Dialog hat keine Alternative

Der Großmufti von Sarajewo, Mustafa Cerić, tauschte sich mit dem Oberhirten der Württembergischen Katholiken bei dem über zweistündigen, in herzlicher Atmosphäre verlaufenen Treffen über aktuelle Fragen des interreligiösen Dialogs und über konkrete Formen der Zusammenarbeit zwischen der Diözese Rottenburg-Stuttgart und den Muslimen in Bosnien-Herzegowina aus.

Cerić, promovierter Theologe und Philosoph und derzeit als Professor an der Islamischen Fakultät in Sarajewo sowie in Kuala Lumpur/Malaisia tätig, hatte am Samstagvormittag in Stuttgart den diesjährigen Theodor-Heuß-Preis in Empfang genommen, zu dem ihm Bischof Fürst im Namen der Diözese gratulierte. Cerić trägt den Titel eines Rais-ul-Ulema, eines „Führers der Gelehrten“. 1993 und erneut 1998 zum Großmufti von Bosnien und Herzegowina gewählt, ist er als „Oberster Gelehrter“ der bosnischen Muslime deren höchster Repräsentant. Sein Amt ist einmalig in der ganzen Welt.
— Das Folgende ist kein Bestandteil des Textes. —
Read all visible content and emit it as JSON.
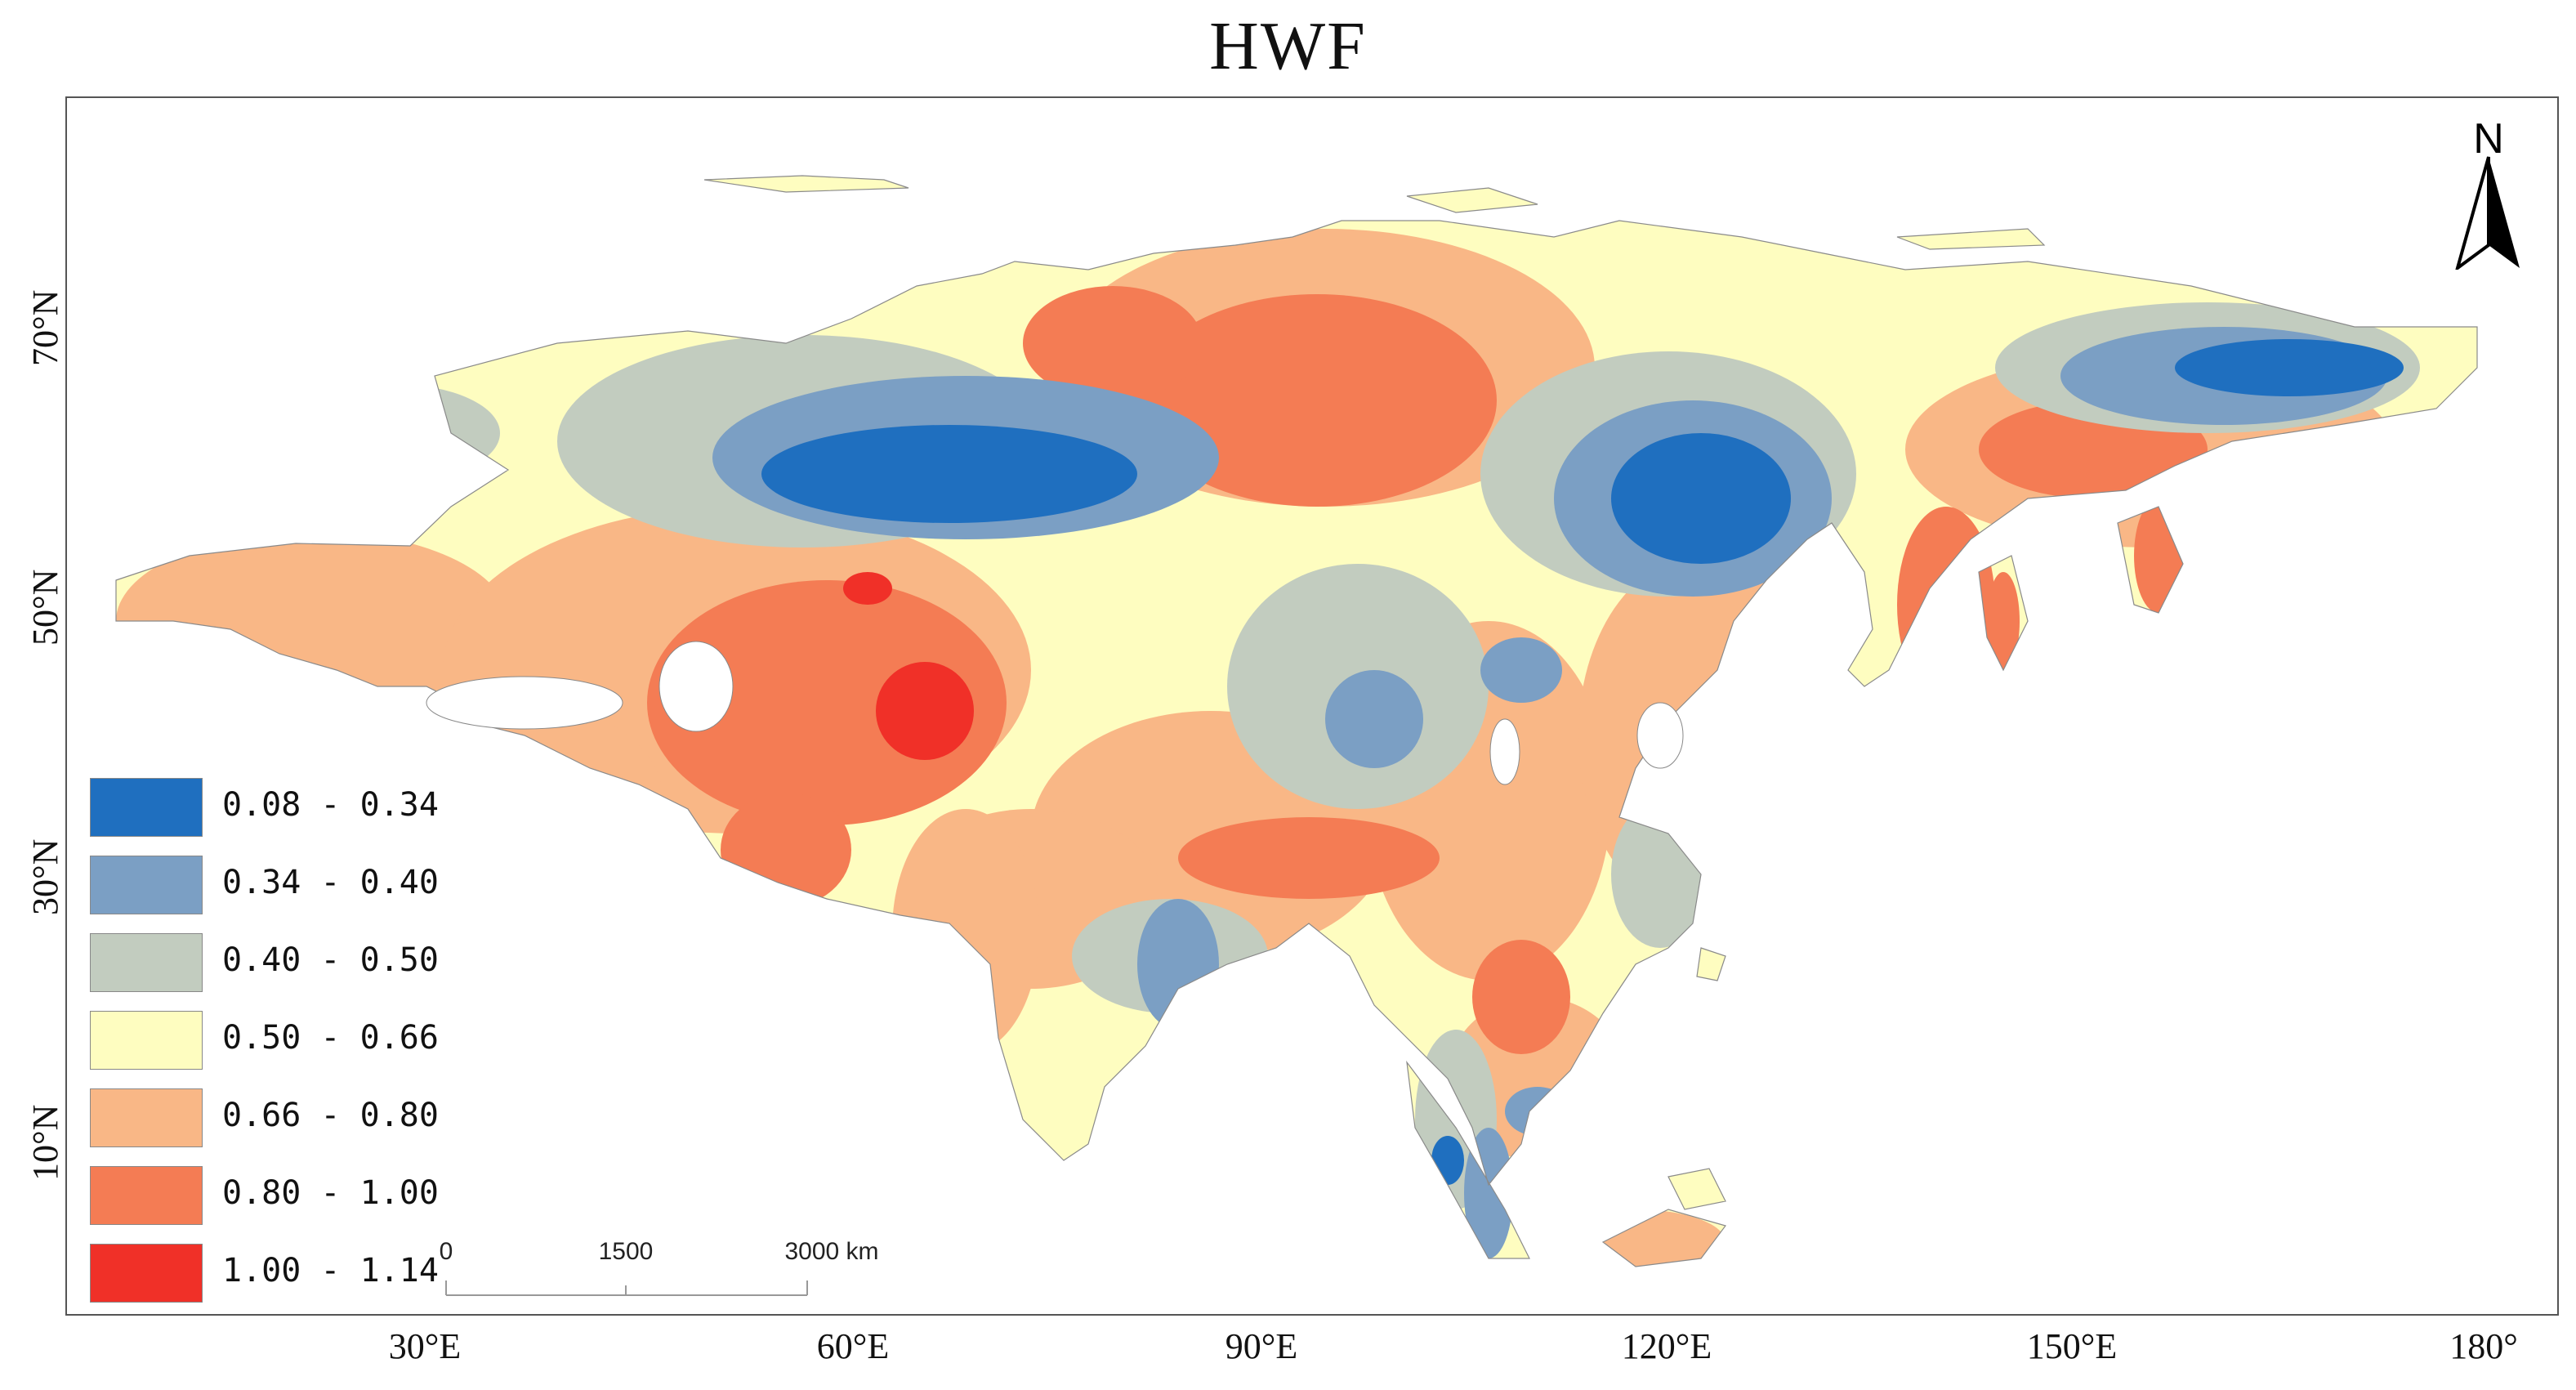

Großmufti Cerić hat sich in Büchern und politischen Erklärungen durch sein entschiedenes Bekenntnis zur europäischen Aufklärung und ihren demokratischen Werten profiliert. Bischof Fürst würdigte ihn als glaubwürdigen Vermittler zwischen Ost und West sowie in den interreligiösen Spannungen. Die bosnische Muslime, betonte Cerić, könnten mit ihrer jahrhundertealten europäischen Geschichte und Tradition einen wichtigen Beitrag zur Integration der europäischen Gesellschaften leisten. Bosniens Hauptstadt Sarajewo, wo über viele Generationen hinweg eine Vielfalt von Ethnien, Kulturen und Religionen zusammengelebt hätten und nach dem Krieg wieder zu einander finden müssten, sei ein „Laboratorium“ und könne als Modellfall nicht nur für die Balkanregion, sondern für einen gesamteuropäischen Integrations- und Friedensprozess insgesamt gelten. „Dialog hat keine Alternative“, betonte Cerić. Sarajewo als Stadt der Multikulturalität könne ein Symbol der Hoffnung für Europa werden und sei in seinem Versöhnungsbemühen „zum Erfolg verurteilt“.
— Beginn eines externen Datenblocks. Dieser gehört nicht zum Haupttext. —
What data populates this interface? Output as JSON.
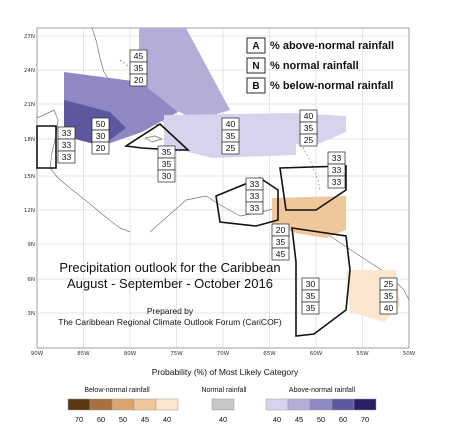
{
  "map": {
    "lat_labels": [
      "27N",
      "24N",
      "21N",
      "18N",
      "15N",
      "12N",
      "9N",
      "6N",
      "3N"
    ],
    "lon_labels": [
      "90W",
      "85W",
      "80W",
      "75W",
      "70W",
      "65W",
      "60W",
      "55W",
      "50W"
    ],
    "colors": {
      "above_40": "#d6d4ec",
      "above_45": "#b3aed8",
      "above_50": "#8f88c3",
      "above_60": "#5f56a0",
      "above_70": "#2b1e63",
      "below_40": "#fbe7cf",
      "below_45": "#efc79b",
      "below_50": "#d9a56e",
      "below_60": "#a76f3d",
      "below_70": "#5a3812",
      "normal_40": "#c8c8c8"
    }
  },
  "key": [
    {
      "letter": "A",
      "text": "% above-normal rainfall"
    },
    {
      "letter": "N",
      "text": "% normal rainfall"
    },
    {
      "letter": "B",
      "text": "% below-normal rainfall"
    }
  ],
  "caption": {
    "line1": "Precipitation outlook for the Caribbean",
    "line2": "August - September - October 2016",
    "line3": "Prepared by",
    "line4": "The Caribbean Regional Climate Outlook Forum (CariCOF)"
  },
  "boxes": [
    {
      "a": "45",
      "n": "35",
      "b": "20"
    },
    {
      "a": "50",
      "n": "30",
      "b": "20"
    },
    {
      "a": "33",
      "n": "33",
      "b": "33"
    },
    {
      "a": "35",
      "n": "35",
      "b": "30"
    },
    {
      "a": "40",
      "n": "35",
      "b": "25"
    },
    {
      "a": "40",
      "n": "35",
      "b": "25"
    },
    {
      "a": "33",
      "n": "33",
      "b": "33"
    },
    {
      "a": "33",
      "n": "33",
      "b": "33"
    },
    {
      "a": "20",
      "n": "35",
      "b": "45"
    },
    {
      "a": "30",
      "n": "35",
      "b": "35"
    },
    {
      "a": "25",
      "n": "35",
      "b": "40"
    }
  ],
  "footer": {
    "title": "Probability (%) of Most Likely Category",
    "below_label": "Below-normal rainfall",
    "normal_label": "Normal rainfall",
    "above_label": "Above-normal rainfall",
    "below_ticks": [
      "70",
      "60",
      "50",
      "45",
      "40"
    ],
    "normal_ticks": [
      "40"
    ],
    "above_ticks": [
      "40",
      "45",
      "50",
      "60",
      "70"
    ]
  }
}
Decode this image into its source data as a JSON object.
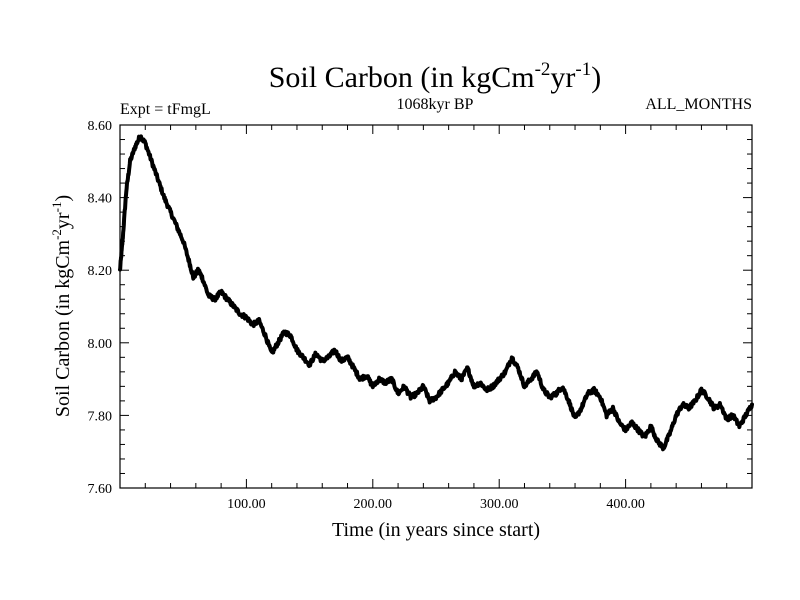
{
  "chart_data": {
    "type": "line",
    "title": {
      "main": "Soil Carbon (in kgCm",
      "sup1": "-2",
      "mid": "yr",
      "sup2": "-1",
      "end": ")"
    },
    "subtitle_left": "Expt = tFmgL",
    "subtitle_center": "1068kyr BP",
    "subtitle_right": "ALL_MONTHS",
    "xlabel": "Time (in years since start)",
    "ylabel": {
      "main": "Soil Carbon (in kgCm",
      "sup1": "-2",
      "mid": "yr",
      "sup2": "-1",
      "end": ")"
    },
    "xlim": [
      0,
      500
    ],
    "ylim": [
      7.6,
      8.6
    ],
    "xticks": [
      100,
      200,
      300,
      400
    ],
    "xtick_labels": [
      "100.00",
      "200.00",
      "300.00",
      "400.00"
    ],
    "yticks": [
      7.6,
      7.8,
      8.0,
      8.2,
      8.4,
      8.6
    ],
    "ytick_labels": [
      "7.60",
      "7.80",
      "8.00",
      "8.20",
      "8.40",
      "8.60"
    ],
    "series": [
      {
        "name": "Soil Carbon",
        "color": "#000000",
        "x": [
          0,
          2,
          5,
          8,
          12,
          16,
          20,
          25,
          30,
          35,
          40,
          45,
          50,
          55,
          58,
          62,
          65,
          70,
          75,
          80,
          85,
          90,
          95,
          100,
          105,
          110,
          115,
          120,
          125,
          130,
          135,
          140,
          145,
          150,
          155,
          160,
          165,
          170,
          175,
          180,
          185,
          190,
          195,
          200,
          205,
          210,
          215,
          220,
          225,
          230,
          235,
          240,
          245,
          250,
          255,
          260,
          265,
          270,
          275,
          280,
          285,
          290,
          295,
          300,
          305,
          310,
          315,
          320,
          325,
          330,
          335,
          340,
          345,
          350,
          355,
          360,
          365,
          370,
          375,
          380,
          385,
          390,
          395,
          400,
          405,
          410,
          415,
          420,
          425,
          430,
          435,
          440,
          445,
          450,
          455,
          460,
          465,
          470,
          475,
          480,
          485,
          490,
          495,
          500
        ],
        "y": [
          8.2,
          8.28,
          8.42,
          8.5,
          8.54,
          8.57,
          8.55,
          8.5,
          8.45,
          8.4,
          8.36,
          8.32,
          8.28,
          8.22,
          8.18,
          8.2,
          8.18,
          8.13,
          8.12,
          8.14,
          8.12,
          8.1,
          8.08,
          8.07,
          8.05,
          8.06,
          8.02,
          7.97,
          8.0,
          8.03,
          8.02,
          7.98,
          7.96,
          7.94,
          7.97,
          7.95,
          7.96,
          7.98,
          7.95,
          7.96,
          7.93,
          7.9,
          7.91,
          7.88,
          7.9,
          7.89,
          7.9,
          7.86,
          7.88,
          7.85,
          7.86,
          7.88,
          7.84,
          7.85,
          7.87,
          7.89,
          7.92,
          7.9,
          7.93,
          7.88,
          7.89,
          7.87,
          7.88,
          7.9,
          7.92,
          7.96,
          7.93,
          7.88,
          7.9,
          7.92,
          7.87,
          7.85,
          7.86,
          7.88,
          7.84,
          7.79,
          7.82,
          7.86,
          7.87,
          7.85,
          7.8,
          7.82,
          7.78,
          7.76,
          7.78,
          7.76,
          7.74,
          7.77,
          7.73,
          7.71,
          7.75,
          7.8,
          7.83,
          7.82,
          7.84,
          7.87,
          7.85,
          7.82,
          7.83,
          7.79,
          7.8,
          7.77,
          7.8,
          7.83
        ]
      }
    ]
  }
}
Übereinstimmend betonten Bischof Fürst und Großmufti Cerić die gemeinsame Verantwortung der Religionen für eine humane Bewältigung der weltweit anstehenden Menschheitsprobleme. Es sei von entscheidender Bedeutung, betonte Bischof Fürst, ob der Mensch als Geschöpf Gottes in seiner unverfügbaren Würde geachtet oder lediglich als Sache betrachtet und in Produktionsprozessen instrumentalisiert werde. Ähnliches gelte für einen rücksichtsvollen Umgang mit der natürlichen Umwelt. Die monotheistischen Religionen, so Cerić, dürften nicht weiter Ursache von Konflikten sein, sondern die Gläubigen müssten gemeinsam ihre Kraft für eine humanere Zukunft einsetzen.
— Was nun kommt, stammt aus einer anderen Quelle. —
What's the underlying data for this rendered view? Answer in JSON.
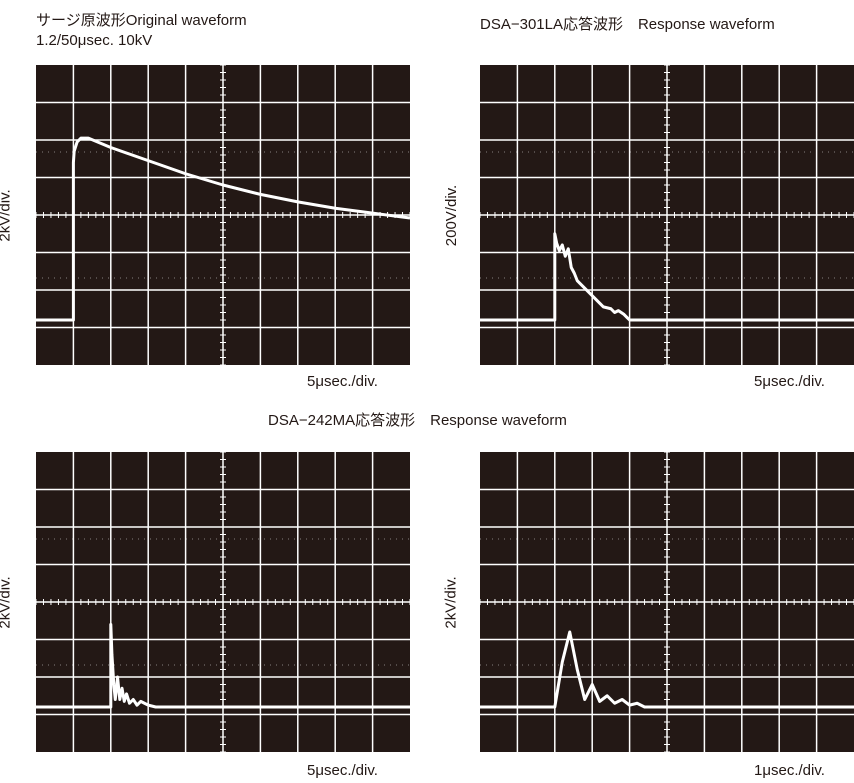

In dem Gespräch wies Bischof Gebhard Fürst auf die langjährige enge Verbindung zwischen der Akademie der Diözese Rottenburg-Stuttgart, deren Direktor er von 1986 bis 2000 war, und der Islamischen Fakultät in Sarajewo hin. Die Akademie, Partnerin einer Reihe gemeinsamer Veranstaltungen, ist Vorbild für ein „Interreligiöses Institut“ in Sarajewo, das derzeit unter beratender Mitwirkung ihrer Mitarbeiter gegründet wird. Bischof Fürst und Großmufti Cerić vereinbarten eine weitere Intensivierung der Zusammenarbeit, so etwa durch Hospitationsmöglichkeiten von Studenten aus Sarajewo an der Katholischen Akademie in Stuttgart oder durch die Förderung des Studiums der deutschen Sprache an der Islamischen Fakultät in Sarajewo.

Der prominente muslimische Gast lud Bischof Fürst offiziell zu einem Besuch nach Sarajewo ein, um die bereits bestehenden Beziehungen und die Zusammenarbeit zwischen beiden Seiten zu vertiefen.